There are about 1,300 species of scorpions worldwide, according to www.doyourownpestcontrol.com. Most are not poisonous, except for two species found in the southwestern states like Arizona, California, New Mexico, and Texas.
Scorpions are nocturnal, predatory animals that feed on a variety of insects, spiders, centipedes, and other scorpions. The larger scorpions occasionally feed on vertebrates, such as smaller lizards, snakes, and mice.
“Who would hesitate to kill a venomous vermin?”
A perverted liberal...who would also sympathise and slobber over a rapist, a murderer, or an effing terrorist...
...but who wouldn’t hestitate to abort an innocent baby.
Sick bastards.
I used to collect scorpians in jars and watch them fight whatever we put in there with em. They are everywhere here under just about any flat rock. Never been stung by one, but I hear that the ones we have aren’t deadly.
I can’t believe someone on a farm would actually do all that to save one...
Agggggh!
(photoshopped or not, I’m takin’ a Hellfire to that thing!)
You got that right!
Scorpions are not normally found in Wi?
I use bug bombs regularly in my outbuildings, so I’m not afraid of scorpions or brown recluses as much as before. I got a brown recluse bite one time (at least the doctor thought it was, black center and red around it) but it went away without treatment. He thought it might have been a very low amount of venom (toxin?) or that I was naturally immune.
But I had no idea there were scorpions in Shannon County (where I was stung) until after I got that bad sting. Then my neighbors said, sure, there are scorpions in Southern Mo.
Heh. Wish I’d known...
I have heard, but do not know for sure, that the main cause of the growing area of immense swelling and then necrotic or dead flesh resulting from the recluse’s bite is not from the venom that the spider injects, but is actualy an infection of the anerobic bacteria living on the fangs.
This country has truly lost it’s freedom when we have to protect the life of a deadly predator instead of taking out the trash.
I must agree.
That’s a big dog Judith Anne !
She told me she was bitten by a spider when she was a little girl.

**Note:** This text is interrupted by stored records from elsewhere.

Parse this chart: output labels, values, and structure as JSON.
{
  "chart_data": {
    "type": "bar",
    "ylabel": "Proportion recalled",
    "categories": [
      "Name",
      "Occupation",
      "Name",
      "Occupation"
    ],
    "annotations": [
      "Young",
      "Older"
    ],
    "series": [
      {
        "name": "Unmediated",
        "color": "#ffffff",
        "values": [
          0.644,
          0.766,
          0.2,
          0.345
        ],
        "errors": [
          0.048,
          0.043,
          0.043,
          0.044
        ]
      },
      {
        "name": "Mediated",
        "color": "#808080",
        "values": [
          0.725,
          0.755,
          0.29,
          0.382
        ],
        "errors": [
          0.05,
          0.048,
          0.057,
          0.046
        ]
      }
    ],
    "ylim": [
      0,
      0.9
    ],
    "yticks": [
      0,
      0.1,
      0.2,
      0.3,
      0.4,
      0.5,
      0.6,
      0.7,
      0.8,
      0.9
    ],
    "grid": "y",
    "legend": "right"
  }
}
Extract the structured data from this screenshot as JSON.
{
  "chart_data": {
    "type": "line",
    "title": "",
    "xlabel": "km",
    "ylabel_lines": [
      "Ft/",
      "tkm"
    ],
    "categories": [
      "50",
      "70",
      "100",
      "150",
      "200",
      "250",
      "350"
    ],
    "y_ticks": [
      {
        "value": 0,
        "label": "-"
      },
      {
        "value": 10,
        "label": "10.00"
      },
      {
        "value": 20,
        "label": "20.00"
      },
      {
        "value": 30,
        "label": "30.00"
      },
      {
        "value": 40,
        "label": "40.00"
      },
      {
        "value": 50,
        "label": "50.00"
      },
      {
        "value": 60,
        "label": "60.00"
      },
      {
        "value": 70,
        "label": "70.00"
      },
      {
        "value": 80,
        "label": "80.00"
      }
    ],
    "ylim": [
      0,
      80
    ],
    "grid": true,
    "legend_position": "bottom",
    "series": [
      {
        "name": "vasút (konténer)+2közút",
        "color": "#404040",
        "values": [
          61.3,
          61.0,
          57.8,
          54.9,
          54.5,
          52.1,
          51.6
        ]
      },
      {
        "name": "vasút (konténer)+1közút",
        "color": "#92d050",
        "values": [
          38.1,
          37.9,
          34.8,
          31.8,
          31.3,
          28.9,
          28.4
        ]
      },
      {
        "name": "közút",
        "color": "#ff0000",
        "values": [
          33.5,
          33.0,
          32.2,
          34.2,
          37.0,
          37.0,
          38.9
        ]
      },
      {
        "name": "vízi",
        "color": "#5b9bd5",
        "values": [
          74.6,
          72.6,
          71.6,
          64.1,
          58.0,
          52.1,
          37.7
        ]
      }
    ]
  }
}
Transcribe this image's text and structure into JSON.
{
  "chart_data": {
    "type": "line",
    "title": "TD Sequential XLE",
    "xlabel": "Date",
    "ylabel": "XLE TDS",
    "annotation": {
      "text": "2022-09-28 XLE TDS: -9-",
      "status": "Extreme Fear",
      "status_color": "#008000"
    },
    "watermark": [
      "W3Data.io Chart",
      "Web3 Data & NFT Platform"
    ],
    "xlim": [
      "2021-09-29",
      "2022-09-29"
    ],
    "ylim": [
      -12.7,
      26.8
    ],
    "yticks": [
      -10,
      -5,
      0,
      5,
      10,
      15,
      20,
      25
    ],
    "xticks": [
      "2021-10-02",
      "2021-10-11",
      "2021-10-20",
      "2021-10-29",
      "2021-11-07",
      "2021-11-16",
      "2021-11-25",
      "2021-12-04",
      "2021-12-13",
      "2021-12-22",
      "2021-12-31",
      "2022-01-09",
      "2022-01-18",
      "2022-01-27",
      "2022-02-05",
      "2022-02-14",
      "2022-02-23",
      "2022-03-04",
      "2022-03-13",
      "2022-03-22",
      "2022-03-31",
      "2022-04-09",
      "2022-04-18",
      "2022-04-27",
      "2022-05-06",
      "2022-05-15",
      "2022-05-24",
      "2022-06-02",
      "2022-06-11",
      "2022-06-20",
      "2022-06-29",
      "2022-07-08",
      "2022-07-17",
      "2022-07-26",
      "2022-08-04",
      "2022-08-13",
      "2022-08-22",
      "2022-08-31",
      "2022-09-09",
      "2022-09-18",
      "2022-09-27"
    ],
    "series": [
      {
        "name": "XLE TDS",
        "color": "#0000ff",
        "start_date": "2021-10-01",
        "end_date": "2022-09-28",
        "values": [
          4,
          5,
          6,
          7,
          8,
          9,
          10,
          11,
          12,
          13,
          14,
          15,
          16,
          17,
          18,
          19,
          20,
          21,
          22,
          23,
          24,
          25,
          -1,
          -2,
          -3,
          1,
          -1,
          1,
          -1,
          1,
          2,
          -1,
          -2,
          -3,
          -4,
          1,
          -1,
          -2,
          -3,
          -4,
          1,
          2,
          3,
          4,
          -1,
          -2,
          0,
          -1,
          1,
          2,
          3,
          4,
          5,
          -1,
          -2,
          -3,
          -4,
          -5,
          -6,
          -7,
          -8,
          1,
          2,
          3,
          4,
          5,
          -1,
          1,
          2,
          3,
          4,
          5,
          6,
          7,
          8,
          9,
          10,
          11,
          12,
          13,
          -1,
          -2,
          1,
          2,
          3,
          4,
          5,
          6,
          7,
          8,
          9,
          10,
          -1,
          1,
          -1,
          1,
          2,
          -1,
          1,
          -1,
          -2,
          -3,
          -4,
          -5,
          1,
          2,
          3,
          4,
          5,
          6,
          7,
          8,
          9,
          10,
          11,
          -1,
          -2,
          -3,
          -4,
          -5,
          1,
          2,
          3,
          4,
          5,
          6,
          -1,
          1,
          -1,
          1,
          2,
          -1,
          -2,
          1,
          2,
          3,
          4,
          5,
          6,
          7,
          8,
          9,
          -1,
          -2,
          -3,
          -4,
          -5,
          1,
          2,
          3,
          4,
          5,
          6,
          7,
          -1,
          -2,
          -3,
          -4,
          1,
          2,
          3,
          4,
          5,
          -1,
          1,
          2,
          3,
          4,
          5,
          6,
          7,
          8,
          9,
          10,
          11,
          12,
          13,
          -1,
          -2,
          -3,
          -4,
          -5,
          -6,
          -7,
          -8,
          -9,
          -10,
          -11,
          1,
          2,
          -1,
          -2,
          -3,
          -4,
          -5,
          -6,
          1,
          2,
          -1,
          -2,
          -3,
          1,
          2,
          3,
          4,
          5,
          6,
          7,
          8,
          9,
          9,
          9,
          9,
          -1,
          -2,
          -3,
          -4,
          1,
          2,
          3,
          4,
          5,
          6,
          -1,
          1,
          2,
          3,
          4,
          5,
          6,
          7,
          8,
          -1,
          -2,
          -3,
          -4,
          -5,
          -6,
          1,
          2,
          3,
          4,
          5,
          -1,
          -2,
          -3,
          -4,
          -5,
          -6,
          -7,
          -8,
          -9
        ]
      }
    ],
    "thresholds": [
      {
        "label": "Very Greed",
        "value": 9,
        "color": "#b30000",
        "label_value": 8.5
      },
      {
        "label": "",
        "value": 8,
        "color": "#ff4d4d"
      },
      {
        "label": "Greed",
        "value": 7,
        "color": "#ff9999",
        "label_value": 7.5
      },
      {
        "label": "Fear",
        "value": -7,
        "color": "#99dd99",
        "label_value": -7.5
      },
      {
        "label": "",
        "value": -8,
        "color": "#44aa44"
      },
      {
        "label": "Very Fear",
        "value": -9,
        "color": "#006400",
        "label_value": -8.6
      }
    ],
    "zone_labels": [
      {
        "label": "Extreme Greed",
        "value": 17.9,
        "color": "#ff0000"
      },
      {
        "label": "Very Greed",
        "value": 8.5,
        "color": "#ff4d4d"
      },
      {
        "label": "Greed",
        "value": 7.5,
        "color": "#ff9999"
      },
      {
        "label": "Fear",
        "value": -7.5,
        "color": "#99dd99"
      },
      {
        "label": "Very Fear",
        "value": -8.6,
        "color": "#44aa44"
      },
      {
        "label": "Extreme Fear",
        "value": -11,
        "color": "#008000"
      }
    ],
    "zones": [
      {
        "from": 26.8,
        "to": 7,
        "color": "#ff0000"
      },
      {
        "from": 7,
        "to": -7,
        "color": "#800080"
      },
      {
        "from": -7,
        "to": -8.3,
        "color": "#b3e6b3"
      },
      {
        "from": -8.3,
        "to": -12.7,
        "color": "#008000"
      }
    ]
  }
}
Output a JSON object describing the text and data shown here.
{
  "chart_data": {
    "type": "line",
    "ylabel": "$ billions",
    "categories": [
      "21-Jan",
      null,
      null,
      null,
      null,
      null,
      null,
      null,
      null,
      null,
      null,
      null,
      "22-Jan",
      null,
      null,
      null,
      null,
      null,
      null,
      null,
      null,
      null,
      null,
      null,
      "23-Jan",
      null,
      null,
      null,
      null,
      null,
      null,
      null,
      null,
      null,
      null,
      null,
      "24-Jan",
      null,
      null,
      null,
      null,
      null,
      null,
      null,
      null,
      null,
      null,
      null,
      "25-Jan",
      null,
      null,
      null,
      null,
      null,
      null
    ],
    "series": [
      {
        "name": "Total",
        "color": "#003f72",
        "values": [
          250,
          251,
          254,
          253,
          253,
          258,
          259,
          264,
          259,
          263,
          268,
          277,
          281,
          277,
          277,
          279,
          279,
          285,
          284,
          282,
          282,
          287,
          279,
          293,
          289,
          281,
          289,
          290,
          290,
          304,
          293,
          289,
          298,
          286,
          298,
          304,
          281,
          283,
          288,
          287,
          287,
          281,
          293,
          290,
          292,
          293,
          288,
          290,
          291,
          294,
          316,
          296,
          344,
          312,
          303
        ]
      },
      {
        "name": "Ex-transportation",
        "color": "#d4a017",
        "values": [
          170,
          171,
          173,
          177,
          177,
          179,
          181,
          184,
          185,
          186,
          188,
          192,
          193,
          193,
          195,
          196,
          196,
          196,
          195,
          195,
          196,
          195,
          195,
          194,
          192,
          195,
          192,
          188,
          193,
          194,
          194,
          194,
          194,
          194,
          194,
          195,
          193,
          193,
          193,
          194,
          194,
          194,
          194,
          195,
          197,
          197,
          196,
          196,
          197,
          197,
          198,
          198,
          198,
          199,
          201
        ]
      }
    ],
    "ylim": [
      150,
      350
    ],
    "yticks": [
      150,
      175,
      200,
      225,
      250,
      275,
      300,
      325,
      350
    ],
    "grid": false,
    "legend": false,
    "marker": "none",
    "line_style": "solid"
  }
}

We’ve got them all over No. California. Some years back my son captured one and kept it in an aquarium for months. He named it Sadam.
I bought him for a birthday present for my husband four years ago last March.
He’s much larger than in the picture, now. He was only a 2 yo puppy then.
That’s where I got him. I have no connection with them, except I love my dog, and they are GREAT breeders.
Horses and dogs. How can you go wrong ?
We owned a Golden Retriever, Prior Lake Jake, when we lived in Minnesota. He was a wonderful animal during his all too short life. if we get another dog, it will have to be a water dog.